Trumka was followed by Hilda Solis, U.S. Secretary of Labor, who has rejuvenated the department of labor and restored it to its rightful place as a force to support workers in their right to organize a union, and to protect workers in doing their jobs. She highlighted her and the President’s commitment to passing the Employee Free Choice Act and to implementing rule changes that would strengthen the role of the Occupational Safety and Health Administration (OSHA) in keeping workers, and specifically nurses, safer at work. She talked at length about back injury rates for nurses and about her commitment to work with us to force the industry to prevent these debilitating and costly injuries. “Every year four million American workers suffer serious injuries and many of them are totally preventable, we need to stop the madness,” Solis said,
She echoed Trumka in calling nurses heroes. “The department of labor stands with you because you are about dignity and respect; you are about the delivery of quality health care. Nurses are warriors on the frontlines, giving comfort and care, and I am committed to making sure you are safe at work.”
Later, union leaders from across the country discussed struggles they have encountered in their respective workplaces, with a focus on sharing the strategies they employed to win contracts or address issues. All described similar issues and tactics by CEOs, a resurgence of efforts to strip nurses of hard fought benefits, to cut staffing levels, and to take a harsh line in negotiations. Nurses from the just completed Temple University strike described their great victory over efforts to cut their health insurance, strip their pension and impose a gag order to prevent them from speaking ill of their employer. The nurses struck for 28 days, with the hospital spending a million dollars a day until finally the nurses, with tremendous support from the public, forced the hospital to capitulate on nearly all their demands.
Nurses from Minnesota talked of a similar battle brewing there, where 12,000 nurses have been negotiating a contract that the employer seems hell bent on driving towards a strike. The nurses have used a number of tactics, including social media, YouTube, a number of job actions and member mobilization to prepare for what could be the largest nurses’ strike in nursing history on June 1.
MNA’s Barbara Tiller, of Tufts Medical Center presented information about the nurses fight there to combat a number of staffing cuts and the introduction of a circa 1990s staffing model, which would replace nurses with unlicensed personnel. Tiller talked of the mobilization of the nurses, their highly successful picket a few months back, and their preparations for a contentious contract fight in the fall.
The stories are the same, but all the nurses in the audience benefited from learning from each other and all committed to working together, no matter where the battle lines are drawn, to win for patients and for the profession.
As NNU Executive Director Rose Ann DeMoro stated at the end of the discussion, “When one of us loses one of these fights, the industry is only emboldened and we all lose.
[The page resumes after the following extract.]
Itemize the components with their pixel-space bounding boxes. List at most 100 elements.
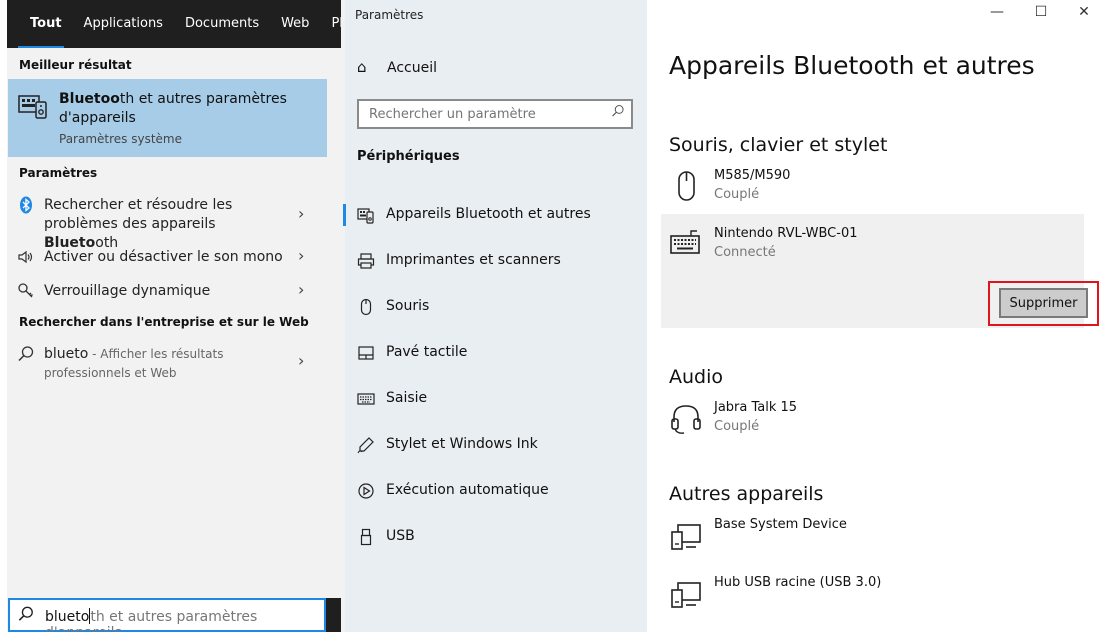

This is about all of us, that is what this new union is all about.”
That power was demonstrated at the end of the day’s activities when a caravan of buses lined up outside the meeting hall to transport hundreds of participants from the hall where they talked about job actions to an actual picket line. Nurses in black and red NNU jackets joined a throng of Washington Hospital Center nurses on their picket line, extending a line nearly a city block around the hospital. The nurses hugged and high fived each other. They were all strangers, but they were all sisters and brothers in the struggle. This was a great day for NNU, a demonstration from start to finish of the power of the new national nurses movement.